Cosmic Switchboard

I watched The Vast Of Night (2019).

It starts as we track in to what seems to be a US suburban home of the 1950s.

We hear the TV and a series of images at the start of a new broadcast.

V/O: You are entering the realm between clandestine and forgotten. A slipstream caught between channels. The secret museum of mankind. The private library of shadows – all taking place on a stage forged from mystery, and found only in a frequency caught between logic and myth. You are entering PARADOX THEATER. Tonight’s episode: THE VAST OF NIGHT.

Although this framing has been compared to The Twilight Zone, it reminds me rather more of One Step Beyond, whose opening emphasised it was giving you a glimpse of incomprehensible reality: “The amazing drama you’re about to see is a matter of human record. You may believe it, or not… but the real people who lived this story, they believe it – they know. They took that one… step… beyond…”

The screen continues with the opening scenes of life in Cayuga, New Mexico, switching to the High School at which a major league game is to be played at night. In the car park outside, the monochrome of the TV set image shifts in to widescreen colour image of the action, and the camera follows around after the main characters: Everard Sloan, the smart young kid with a job of late night DJ at local radio station WOTW, and his best friend girl Fay Crocker, who has a night time job on the local telephone switchboard. Everard is also goofing around with the other guys at school.

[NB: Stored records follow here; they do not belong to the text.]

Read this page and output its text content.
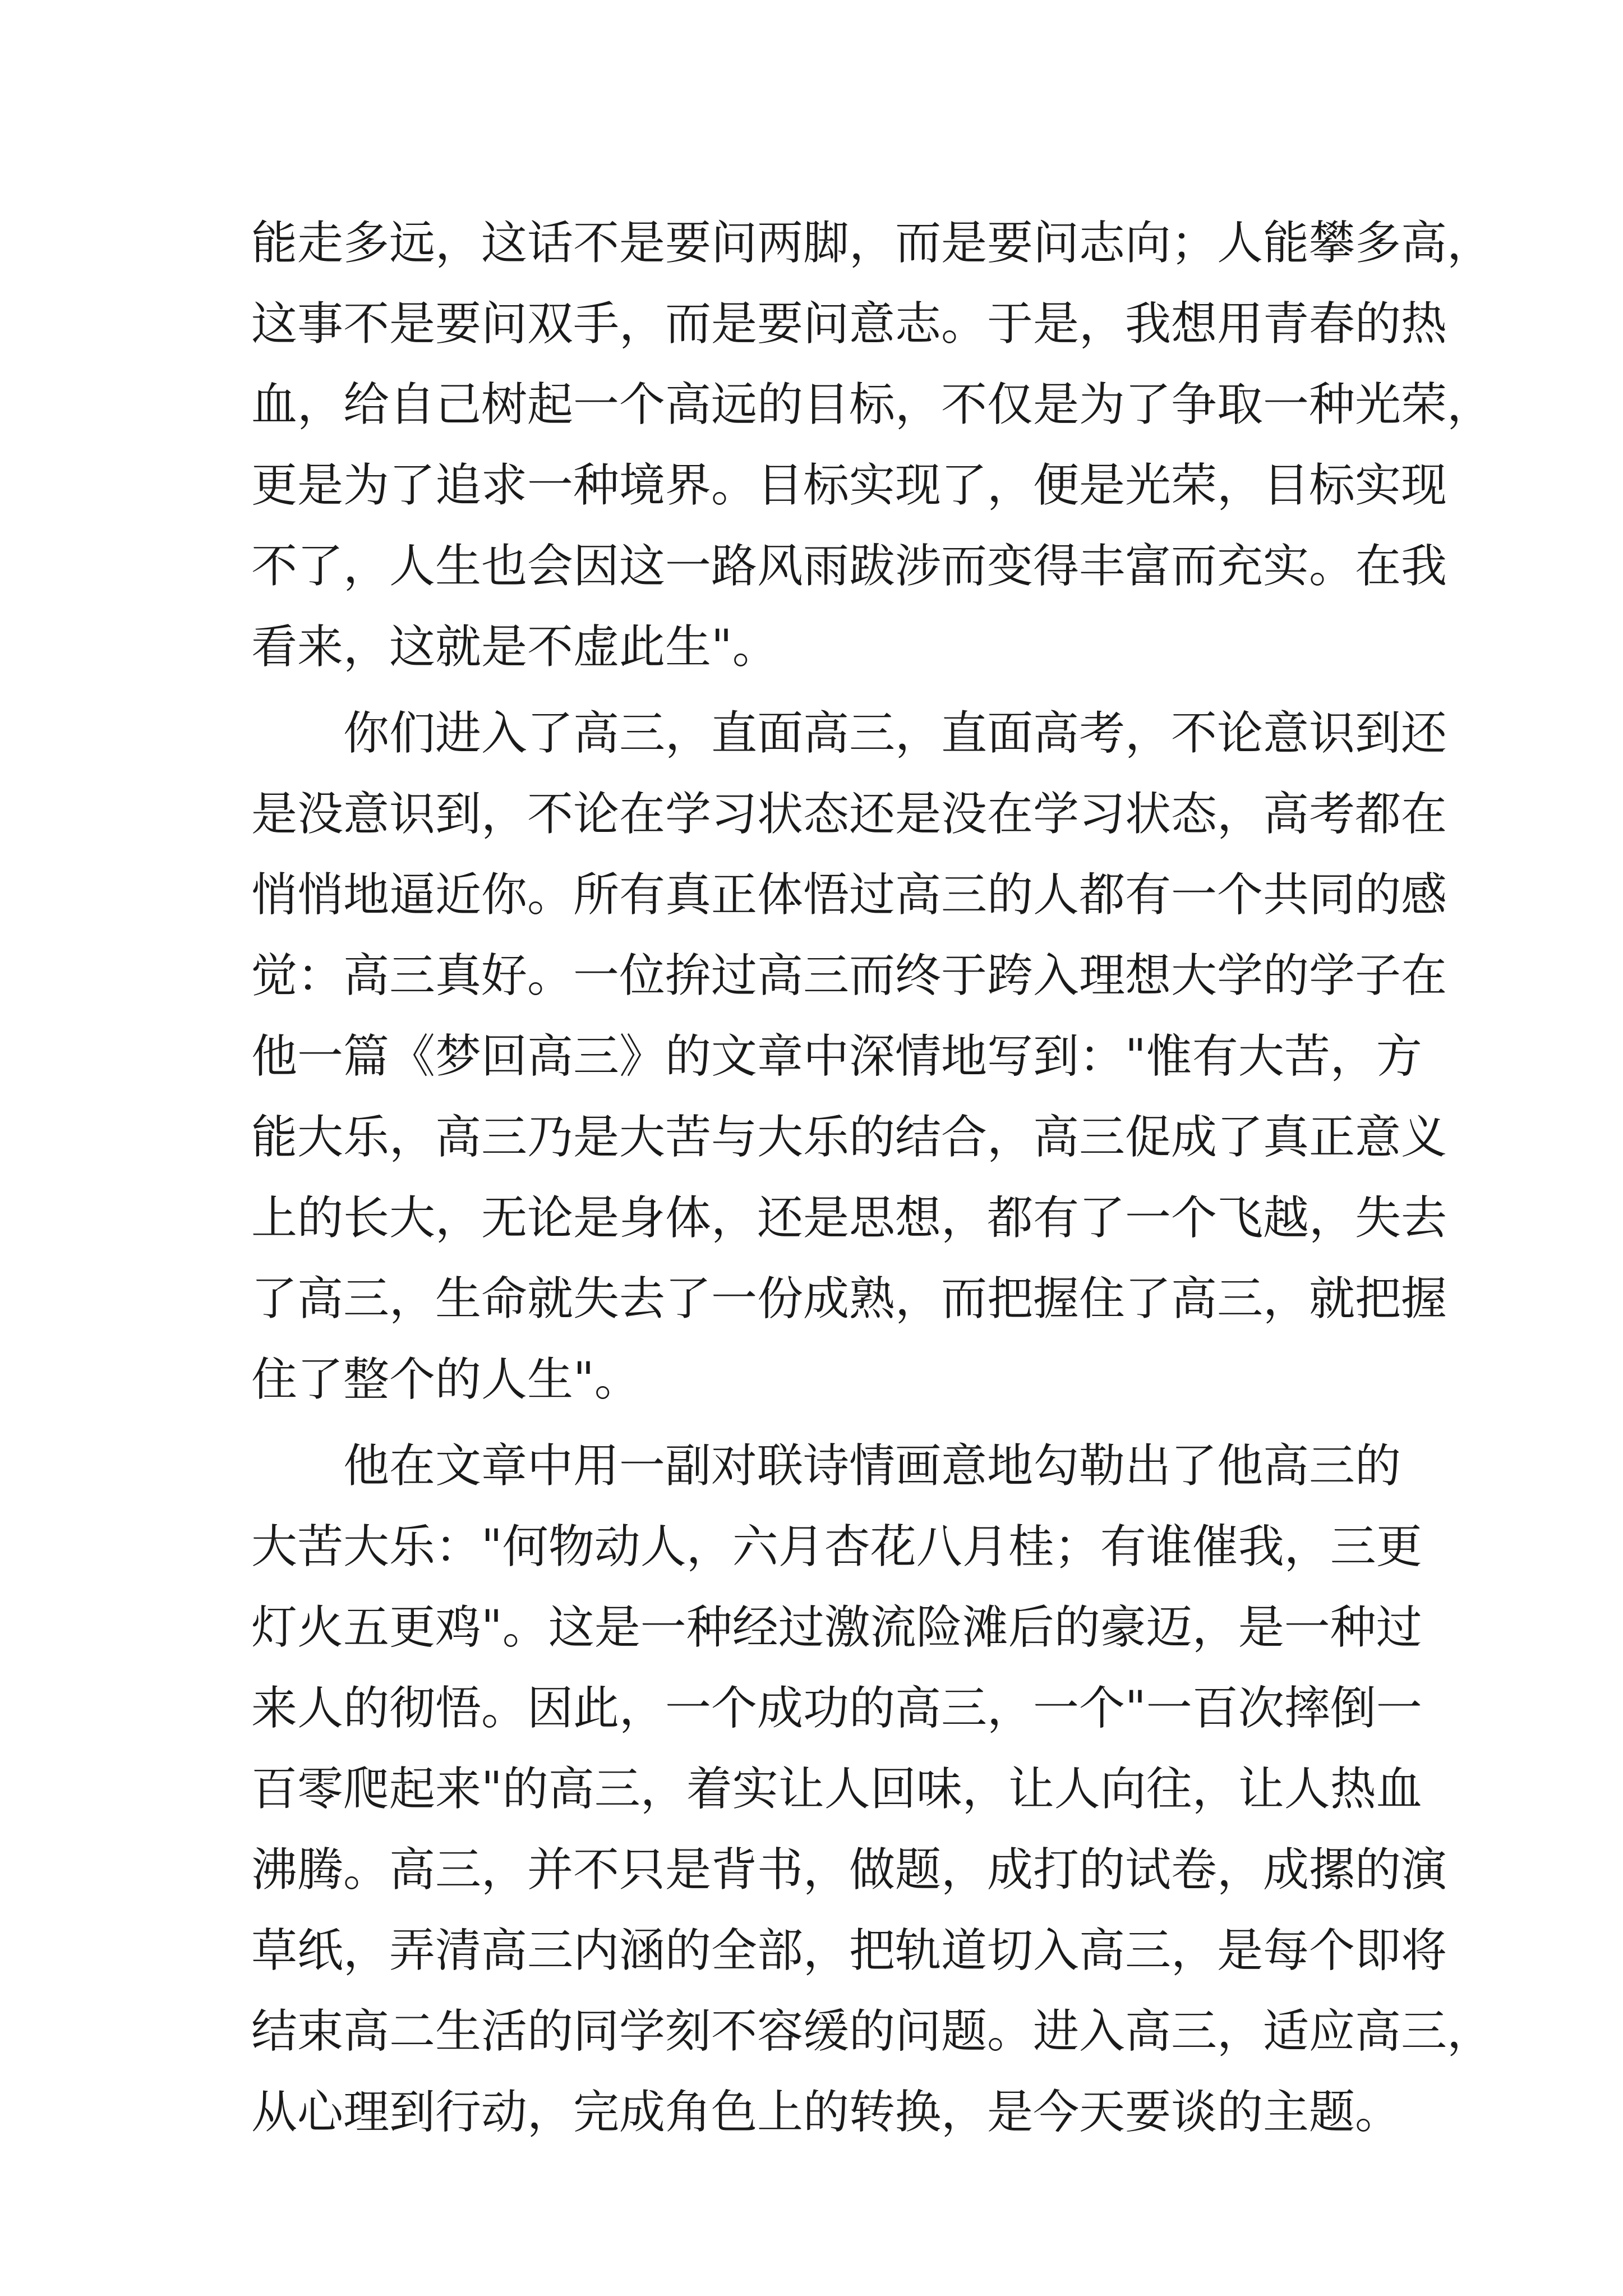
能走多远，这话不是要问两脚，而是要问志向；人能攀多高，
这事不是要问双手，而是要问意志。于是，我想用青春的热
血，给自己树起一个高远的目标，不仅是为了争取一种光荣，
更是为了追求一种境界。目标实现了，便是光荣，目标实现
不了，人生也会因这一路风雨跋涉而变得丰富而充实。在我
看来，这就是不虚此生"。
你们进入了高三，直面高三，直面高考，不论意识到还
是没意识到，不论在学习状态还是没在学习状态，高考都在
悄悄地逼近你。所有真正体悟过高三的人都有一个共同的感
觉：高三真好。一位拚过高三而终于跨入理想大学的学子在
他一篇《梦回高三》的文章中深情地写到："惟有大苦，方
能大乐，高三乃是大苦与大乐的结合，高三促成了真正意义
上的长大，无论是身体，还是思想，都有了一个飞越，失去
了高三，生命就失去了一份成熟，而把握住了高三，就把握
住了整个的人生"。
他在文章中用一副对联诗情画意地勾勒出了他高三的
大苦大乐："何物动人，六月杏花八月桂；有谁催我，三更
灯火五更鸡"。这是一种经过激流险滩后的豪迈，是一种过
来人的彻悟。因此，一个成功的高三，一个"一百次摔倒一
百零爬起来"的高三，着实让人回味，让人向往，让人热血
沸腾。高三，并不只是背书，做题，成打的试卷，成摞的演
草纸，弄清高三内涵的全部，把轨道切入高三，是每个即将
结束高二生活的同学刻不容缓的问题。进入高三，适应高三，
从心理到行动，完成角色上的转换，是今天要谈的主题。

The camera trails along after the couple as far as they get to the switchboard where Fay is to start her work. Along the way we hear them chatter about the amazing new technology they’ve read about in magazines – superfast bullet trains will be a thing by 1970, but the idea of handheld personal phones with mini-televisions by the 21st century seems too farfetched for Everard.

Fay’s arrival at the switchboard is one of the occasions for the shift back to the monochrome TV image of the action, after an interlude of black screen. There is a logic behind these moments: they occur when we break connection with either of the two central figures, to do a fast scene-switch or speeded up montage of actions from angles, or to introduce a new element.

Once the dialogue with her co-worker is over, we revert back to in-universe Fay on her own in multicolour.

Again, when Everard starts listening to the story coming in from his caller Billy, we go to the TV screen image of a radio playing these words somewhere else, and a break to black, and then back to Everard in the studio.

And also in the “Run, Fay!” sequence – Fay is in colour in her switchboard, but then moving fast through a broken string of perspectives, so goes to TV screen image, only colourising when she moving inside her family home.

The mystery occurring mostly off-screen concerns strange extraterrestrial presences around the town, which may have been going on for some time. There have been flickering lights in the switchboard, and a strange electronic oscillator sound on one channel, which Fay gets Everard to replay on his broadcast. Mentioned from the start are strange problems with wiring at the High School which are variously explained away as due to animals biting through wires, but perhaps they weren’t.

Everard’s broadcast of the weird electronic sounds inspire a caller from Billy, who relates how he was employed with other black and Mexican soldiers to work on secret installations involving strange craft that also made the sounds. Billy only mentions he’s black once he has Everard’s trust, and he says he was told by his CO that his group were employed for the work as they were less likely to be believed. He’s telling his story now as he’s ill and he thinks his previous assignment was to blame.

Also ready to come forward and speak is old Mabel Blanche, who wants to see her son again after he vanished into space, she thinks he was taken away by the beings in the strange craft, that have been visiting Earth for a long time. What is the TV show playing in the background, could it be the play we are watching now? Hard to make out.

Perhaps these characters are real in their own world, in parallel to their fictional presentation. Or perhaps someone is interpreting their fantasy as a coded message of what is actually going on in 1958/9 (it is stated this is after Sputnik has been launched). Or the broadcast is a fiction that is blurring into a reality in real time – we should note the obvious fact that the radio station is an acronym of War Of The Worlds, which was given an infamous broadcast by Orson Welles at a time when America was also worried that world war was imminent. In a rather stagey way, lots of people mention seeing something strange in the night sky but we never get a glimpse until the very climax.

In the end these characters disappear, which they would have done anyway.